Pégase Express runs 4 trains, each consisting of 10 cars that seat a pair of riders in a single row, accounting for an estimated total capacity of 1,200 riders per hour. The coaster's station building is approximately 17 m tall and 24 m long.

===Model===
Pégase Express was manufactured by German firm Gerstlauer and is one of their Family Coaster models. The ride's main source of reference was the FireChaser Express coaster at Dollywood in Pigeon Forge, Tennessee. Another Gerstlauer coaster that opened in 2014 with considerable theming features and several similarities to the Pégase Express.

===Theme===
The theme, like the rest of the park, draws heavily from the Asterix universe and references to such can be found throughout the queue. The attraction is themed as a transportation service, where the trains are pulled at high speeds thanks by the winged horse Pegasus. The queue and station are located in the fictional Gare Montparnassos train station. The station's name is a reference to both the actual Parisian train station as well as the Mount Parnassus mountain in Greece. The queue is filled with various posters and station elements mimicking those of modern-day travel. Headlines and ticket booths refer to real life situations such as common commuter struggles, a railway worker's strike and an upcoming tunnel to Londinium. A 5 m statue of Pegasus also adorns the entrance to the ride.

Pégase Express's theme and architecture was designed by Dutch design firm Jora Vision in close collaboration with the park. The ride's Projection mapping scene in Medusa's temple mid-ride was created by Belgian creative studio b71.

==Ride experience==
Once passengers have boarded, the coaster train is propelled out of the station by a drive tire launch and into a downwards 270° right-hand helix. A sharp left hand turn leads to the transfer track area and the coaster's main 68.8 ft tall chain lift hill.

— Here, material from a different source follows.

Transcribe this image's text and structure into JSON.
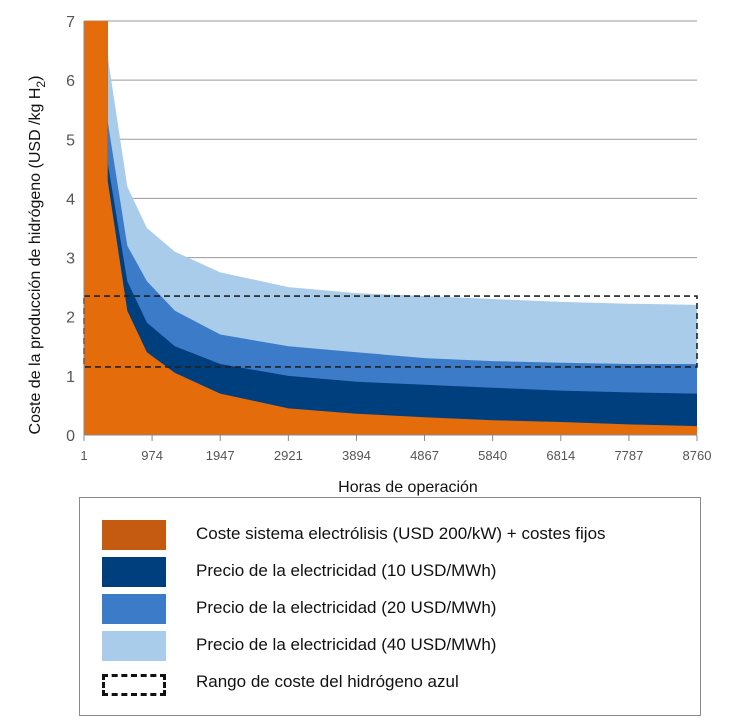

At the top, riders make a slight left turn before descending the coaster's main drop, proceeding to crest a flat camelback hill that crosses over the Romus et Rapidus rapids ride and a pair of twisted airtime hills with a tunnel in between. Another airtime hill leads into a shallow double up and into a turnaround, passing through a faux billboard in the process. The coaster maneuvers over and under itself in a series of twists and then ascends its second lift.

The train is propelled up to a height of 42.5 ft via a drive tire lift. A switch track hastily diverts the train into an indoor show scene, depicting the temple of Medusa. A projection mapping sequence appears where Medusa is evidently displeased at trespassers in her temple and prepares to turn the riders to stone. The train is suddenly launched backwards and blow past the lift hill. It then descends a curved drop and speed along a series of low-ground twists over the Romus et Rapidus before hitting the final brake run. The coaster train backs up and a switch track enables riders to travel forwards once again where a final 180° left hand turn leads to the final holding brake before the station. The ride experience lasts approximately 3 minutes.